Britain’s Prince Charles, Prince of Wales (2nd R) reads the Queen’s Speech as he sits by the Imperial State Crown (2nd L), Britain’s Camilla, Duchess of Cornwall (R) and Britain’s Prince William, Duke of Cambridge (L) in the House of Lords chamber

Prince Charles, centre, reads the Queen’s Speech as he sits next to the Imperial State Crown with Camilla, Duchess of Cornwall, right, and his son Prince William, left

There was no sign of the Prince of Wales’s standard flying above Parliament. While the Royal Standard would have been ‘broken’ when she arrived, yesterday there was just the Union flag.

The wording of Black Rod’s message to the Commons had been carefully rewritten, too. On previous occasions, when the monarch has been absent, Black Rod would always tell MPs their presence was ‘desired’ in the Upper House.

Yesterday, Black Rod told them they were ‘commanded’ by Her Majesty to attend her Counsellors of State. No matter that she was not waiting for them in person.

Interestingly, the Palace had also observed the tradition that an MP (always a senior whip) is held ‘hostage’ at Buckingham Palace to ensure the safe return of the sovereign.

Conservative MP James Morris duly spent the morning as a captive at the other end of the Mall, even if there was no chance of Parliament locking up a monarch who was watching the proceedings on TV down at Windsor. So, would the prince recite the Queen’s text in the first person – ‘My government…’ – as the Lord Chancellor has done when standing in?

Or would he have to read it in the third person? It turns out that parliamentary law officers were still debating the prince’s correct legal persona yesterday morning until shortly before the start.

The answer duly came ten words into his speech as he made the first of many mentions to ‘Her Majesty’s Government…’

The heir to the throne follows the crown after the historic speech from a gilded throne in the House of Lords

On either side of Charles were William, in a morning coat, at his first State Opening, and the Duchess of Cornwall, wearing a day dress and hat, in the Chairs of State

The Lords, it must be said, was not looking its best.

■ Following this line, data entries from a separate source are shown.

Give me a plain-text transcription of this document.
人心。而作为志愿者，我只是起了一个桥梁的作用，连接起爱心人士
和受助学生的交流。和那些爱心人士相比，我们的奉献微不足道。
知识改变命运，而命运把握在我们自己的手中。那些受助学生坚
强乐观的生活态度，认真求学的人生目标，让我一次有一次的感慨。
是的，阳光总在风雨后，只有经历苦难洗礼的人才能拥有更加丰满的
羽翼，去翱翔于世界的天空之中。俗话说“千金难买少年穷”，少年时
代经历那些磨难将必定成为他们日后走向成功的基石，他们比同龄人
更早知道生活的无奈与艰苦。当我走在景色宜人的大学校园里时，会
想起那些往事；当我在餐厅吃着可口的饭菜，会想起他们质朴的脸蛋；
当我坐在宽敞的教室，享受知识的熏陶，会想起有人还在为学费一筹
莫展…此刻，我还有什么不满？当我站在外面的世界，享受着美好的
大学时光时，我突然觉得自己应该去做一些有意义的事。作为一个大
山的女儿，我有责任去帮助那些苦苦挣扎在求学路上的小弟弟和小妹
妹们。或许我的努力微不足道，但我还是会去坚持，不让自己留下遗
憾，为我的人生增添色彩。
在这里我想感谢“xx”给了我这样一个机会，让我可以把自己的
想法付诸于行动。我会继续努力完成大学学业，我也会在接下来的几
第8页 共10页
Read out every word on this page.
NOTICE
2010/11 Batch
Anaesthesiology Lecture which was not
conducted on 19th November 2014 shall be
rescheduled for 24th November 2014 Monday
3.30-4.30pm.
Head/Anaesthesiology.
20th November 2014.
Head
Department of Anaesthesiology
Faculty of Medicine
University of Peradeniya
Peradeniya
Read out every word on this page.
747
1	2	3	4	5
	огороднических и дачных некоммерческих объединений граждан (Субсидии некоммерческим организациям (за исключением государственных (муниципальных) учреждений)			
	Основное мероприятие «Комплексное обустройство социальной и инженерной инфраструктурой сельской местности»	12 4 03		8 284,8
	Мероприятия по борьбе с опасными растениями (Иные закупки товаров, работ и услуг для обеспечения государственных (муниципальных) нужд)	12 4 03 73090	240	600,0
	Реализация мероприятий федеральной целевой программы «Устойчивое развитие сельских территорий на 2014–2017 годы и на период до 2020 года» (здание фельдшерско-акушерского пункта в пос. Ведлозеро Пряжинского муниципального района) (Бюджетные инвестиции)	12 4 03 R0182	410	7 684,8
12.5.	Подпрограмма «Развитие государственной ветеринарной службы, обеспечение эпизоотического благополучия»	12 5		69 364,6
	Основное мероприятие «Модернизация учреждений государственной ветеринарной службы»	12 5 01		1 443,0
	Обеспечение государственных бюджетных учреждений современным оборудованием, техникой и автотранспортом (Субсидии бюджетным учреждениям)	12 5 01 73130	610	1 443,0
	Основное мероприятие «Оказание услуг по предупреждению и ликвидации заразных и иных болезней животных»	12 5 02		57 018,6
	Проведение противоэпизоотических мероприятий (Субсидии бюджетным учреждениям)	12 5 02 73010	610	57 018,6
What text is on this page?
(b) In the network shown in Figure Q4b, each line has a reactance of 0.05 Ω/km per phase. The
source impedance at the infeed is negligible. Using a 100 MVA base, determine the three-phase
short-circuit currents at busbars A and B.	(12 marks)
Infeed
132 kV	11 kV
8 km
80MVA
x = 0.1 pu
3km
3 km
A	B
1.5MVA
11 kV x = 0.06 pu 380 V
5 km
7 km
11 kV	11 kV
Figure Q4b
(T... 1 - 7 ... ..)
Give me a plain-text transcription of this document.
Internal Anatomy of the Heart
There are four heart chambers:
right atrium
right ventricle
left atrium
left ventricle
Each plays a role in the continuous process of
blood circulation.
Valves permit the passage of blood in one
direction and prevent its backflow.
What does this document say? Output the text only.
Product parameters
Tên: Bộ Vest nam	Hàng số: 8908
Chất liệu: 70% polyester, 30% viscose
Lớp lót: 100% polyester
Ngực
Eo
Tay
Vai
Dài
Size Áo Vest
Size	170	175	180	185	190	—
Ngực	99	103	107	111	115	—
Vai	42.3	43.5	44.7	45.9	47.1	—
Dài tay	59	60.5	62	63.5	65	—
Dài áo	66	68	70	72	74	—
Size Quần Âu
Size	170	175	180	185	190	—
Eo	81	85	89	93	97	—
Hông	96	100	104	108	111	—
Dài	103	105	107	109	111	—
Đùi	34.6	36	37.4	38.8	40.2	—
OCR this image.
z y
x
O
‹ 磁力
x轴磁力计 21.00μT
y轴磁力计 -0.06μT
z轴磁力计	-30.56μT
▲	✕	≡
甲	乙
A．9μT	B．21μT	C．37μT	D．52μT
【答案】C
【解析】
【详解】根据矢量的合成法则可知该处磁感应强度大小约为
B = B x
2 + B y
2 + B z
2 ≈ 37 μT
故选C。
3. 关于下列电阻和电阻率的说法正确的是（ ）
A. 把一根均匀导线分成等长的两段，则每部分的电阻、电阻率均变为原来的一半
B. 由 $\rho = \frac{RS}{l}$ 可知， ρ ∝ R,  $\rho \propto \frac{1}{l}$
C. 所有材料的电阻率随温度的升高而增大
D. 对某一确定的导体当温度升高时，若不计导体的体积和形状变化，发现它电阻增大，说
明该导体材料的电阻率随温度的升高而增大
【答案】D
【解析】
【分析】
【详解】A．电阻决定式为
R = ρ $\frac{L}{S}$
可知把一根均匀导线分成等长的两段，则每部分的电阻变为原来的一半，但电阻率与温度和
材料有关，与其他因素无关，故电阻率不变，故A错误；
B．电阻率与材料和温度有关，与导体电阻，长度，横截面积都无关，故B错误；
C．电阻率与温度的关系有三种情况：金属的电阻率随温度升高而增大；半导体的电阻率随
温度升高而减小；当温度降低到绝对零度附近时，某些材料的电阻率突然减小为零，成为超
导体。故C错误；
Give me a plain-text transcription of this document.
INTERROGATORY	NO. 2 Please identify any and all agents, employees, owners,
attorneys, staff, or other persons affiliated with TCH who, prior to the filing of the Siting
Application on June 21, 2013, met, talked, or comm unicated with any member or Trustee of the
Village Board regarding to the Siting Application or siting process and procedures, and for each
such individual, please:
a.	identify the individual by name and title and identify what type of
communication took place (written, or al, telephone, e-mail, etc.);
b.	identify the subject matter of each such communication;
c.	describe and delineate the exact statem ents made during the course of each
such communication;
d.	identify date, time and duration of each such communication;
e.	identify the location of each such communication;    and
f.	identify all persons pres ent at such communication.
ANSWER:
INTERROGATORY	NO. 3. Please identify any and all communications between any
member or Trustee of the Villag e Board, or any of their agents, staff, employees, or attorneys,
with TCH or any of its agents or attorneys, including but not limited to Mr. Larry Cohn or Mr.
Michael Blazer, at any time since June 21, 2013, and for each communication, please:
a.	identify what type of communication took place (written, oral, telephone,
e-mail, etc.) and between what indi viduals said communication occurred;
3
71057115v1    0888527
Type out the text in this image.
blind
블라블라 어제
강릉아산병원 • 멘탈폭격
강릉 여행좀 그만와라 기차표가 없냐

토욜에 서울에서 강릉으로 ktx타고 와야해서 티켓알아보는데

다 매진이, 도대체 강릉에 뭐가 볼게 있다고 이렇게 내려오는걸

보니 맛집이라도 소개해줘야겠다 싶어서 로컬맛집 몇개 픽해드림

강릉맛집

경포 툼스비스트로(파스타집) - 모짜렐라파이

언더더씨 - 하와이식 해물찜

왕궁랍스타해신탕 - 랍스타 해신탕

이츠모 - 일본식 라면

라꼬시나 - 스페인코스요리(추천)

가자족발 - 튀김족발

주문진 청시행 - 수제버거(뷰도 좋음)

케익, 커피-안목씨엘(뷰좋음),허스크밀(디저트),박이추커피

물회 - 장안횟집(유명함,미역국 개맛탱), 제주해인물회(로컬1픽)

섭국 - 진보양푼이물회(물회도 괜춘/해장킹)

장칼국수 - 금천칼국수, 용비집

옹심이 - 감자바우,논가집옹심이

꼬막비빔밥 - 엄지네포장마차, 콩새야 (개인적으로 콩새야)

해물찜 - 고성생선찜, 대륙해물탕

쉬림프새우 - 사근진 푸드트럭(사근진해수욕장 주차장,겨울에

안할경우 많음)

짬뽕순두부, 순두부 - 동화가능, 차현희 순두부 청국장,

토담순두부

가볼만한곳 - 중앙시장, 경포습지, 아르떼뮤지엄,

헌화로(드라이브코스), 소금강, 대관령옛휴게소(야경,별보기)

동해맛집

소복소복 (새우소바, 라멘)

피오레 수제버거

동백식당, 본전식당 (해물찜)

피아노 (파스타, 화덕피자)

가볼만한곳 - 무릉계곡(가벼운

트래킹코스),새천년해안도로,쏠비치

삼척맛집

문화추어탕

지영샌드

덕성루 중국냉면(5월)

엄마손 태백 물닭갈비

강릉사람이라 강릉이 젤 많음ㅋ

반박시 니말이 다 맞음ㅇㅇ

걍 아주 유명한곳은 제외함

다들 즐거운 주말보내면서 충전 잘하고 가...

Not so long ago, the State Opening was so oversubscribed that peers would hold a ballot for tickets. Yesterday, there were plenty of gaps and one entirely empty bench, save for the unopened order papers.

Lords insiders pointed out some of the newer breed of Labour and Lib Dem peers are simply uninterested in what they, presumably, regard as outdated tradition.

The MPs, as custom dictates, arrived as noisily as ever and filled every available space at the back.

Afterwards, House of Lords and Buckingham Palace officials were still calling it the ‘State Opening’. Yet, Parliament’s new and extensive guide to the State Opening, by David Torrance of the House of Commons Library, is clear enough: ‘If the Queen is not present, there is no State Opening.’

No 10 published the text of the speech online, calling it: ‘Her Majesty’s most gracious speech’. It added: ‘Transcript of the speech, exactly as it was delivered…’

Yet it was not. All the way through, for some reason, it referred to ‘My government’ – which is not what was delivered.

They might seem minor points. Yet, on a day such as this, these things matter. ‘Puzzling’ indeed.